In truth, many of Uncle Roger’s barbs are aimed at himself, as he laments the loss of the love of his life, Aunty Helen, because of what he did (or failed to do) in the marital bed and how he one day yearns for a reunion. And there is no malice intended in his cooking take-on videos as he urges his YouTube followers not to provoke those critiqued but to “just laugh.”

White Rice Matters


But there is a deeper implication behind Uncle Roger’s seemingly over-the-top slapstick. His humorous put-downs of Western chefs’ versions of Asian cooking and the way ingredients and techniques are so drawn from another country, or just plain wrong, calls out an inherent casual disregard of Asian culture. Would an Asian chef mess up Western cooking with such impunity? It seems unlikely.

Commenting on one of Oliver’s most egregious Asian cooking faux pas – using chilli jam in egg-fried rice – Ng says, “It’s a pet peeve of mine that he would never do that with French cooking. He would have more respect. But Asian cooking? Anything goes, just whack it in there.”

Ng himself has at times copped criticism for perpetuating Asian stereotypes through the Uncle Roger persona and Cantonese-accented English. But as Ng told The Telegraph, “If a white guy puts on yellowface and does an accent, sure, that’s pretty bad. But I sounded more like Uncle Roger growing up than how I sound now. What’s he supposed to sound like? He’s not American, you know. Everything I say is lifting Asian people up. I’m talking about our food with pride.”

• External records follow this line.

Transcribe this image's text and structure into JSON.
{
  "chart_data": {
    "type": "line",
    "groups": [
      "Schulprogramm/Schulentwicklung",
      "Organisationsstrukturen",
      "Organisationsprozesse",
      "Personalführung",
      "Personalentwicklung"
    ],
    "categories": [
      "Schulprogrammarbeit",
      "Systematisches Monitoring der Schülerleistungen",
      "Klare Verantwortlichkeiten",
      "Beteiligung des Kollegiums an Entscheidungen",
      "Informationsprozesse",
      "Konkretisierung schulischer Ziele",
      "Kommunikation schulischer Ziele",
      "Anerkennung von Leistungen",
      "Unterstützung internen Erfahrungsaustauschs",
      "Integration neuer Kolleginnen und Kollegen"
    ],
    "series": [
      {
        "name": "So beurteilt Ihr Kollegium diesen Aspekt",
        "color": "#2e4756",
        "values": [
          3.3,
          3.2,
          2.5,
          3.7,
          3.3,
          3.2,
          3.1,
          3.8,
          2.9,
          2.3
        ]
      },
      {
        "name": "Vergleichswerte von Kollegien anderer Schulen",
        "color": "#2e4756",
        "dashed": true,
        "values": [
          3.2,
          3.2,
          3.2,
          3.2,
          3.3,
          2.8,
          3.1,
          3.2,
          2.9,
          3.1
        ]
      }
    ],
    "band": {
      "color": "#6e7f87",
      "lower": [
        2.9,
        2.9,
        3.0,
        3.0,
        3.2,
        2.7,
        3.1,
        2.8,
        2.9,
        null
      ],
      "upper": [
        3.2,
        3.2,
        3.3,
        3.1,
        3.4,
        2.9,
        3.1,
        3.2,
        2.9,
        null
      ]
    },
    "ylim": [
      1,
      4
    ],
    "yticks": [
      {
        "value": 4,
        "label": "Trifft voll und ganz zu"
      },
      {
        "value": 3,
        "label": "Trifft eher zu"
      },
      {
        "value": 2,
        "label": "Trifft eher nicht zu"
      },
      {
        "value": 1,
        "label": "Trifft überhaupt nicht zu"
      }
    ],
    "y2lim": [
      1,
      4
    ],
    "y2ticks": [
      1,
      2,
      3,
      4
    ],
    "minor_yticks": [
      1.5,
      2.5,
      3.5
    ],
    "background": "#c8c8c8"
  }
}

In the meantime, Ng and his fictional uncle continue on a stellar trajectory. It appears the sky’s limit for the irrepressible Uncle Roger. At six million followers online, he’s already gone past Jamie Oliver. What happens if he reaches 10 million? At this rate of success, an amorous reconciliation with Aunty Helen could even be on the cards and then who knows what might happen. Sorry children.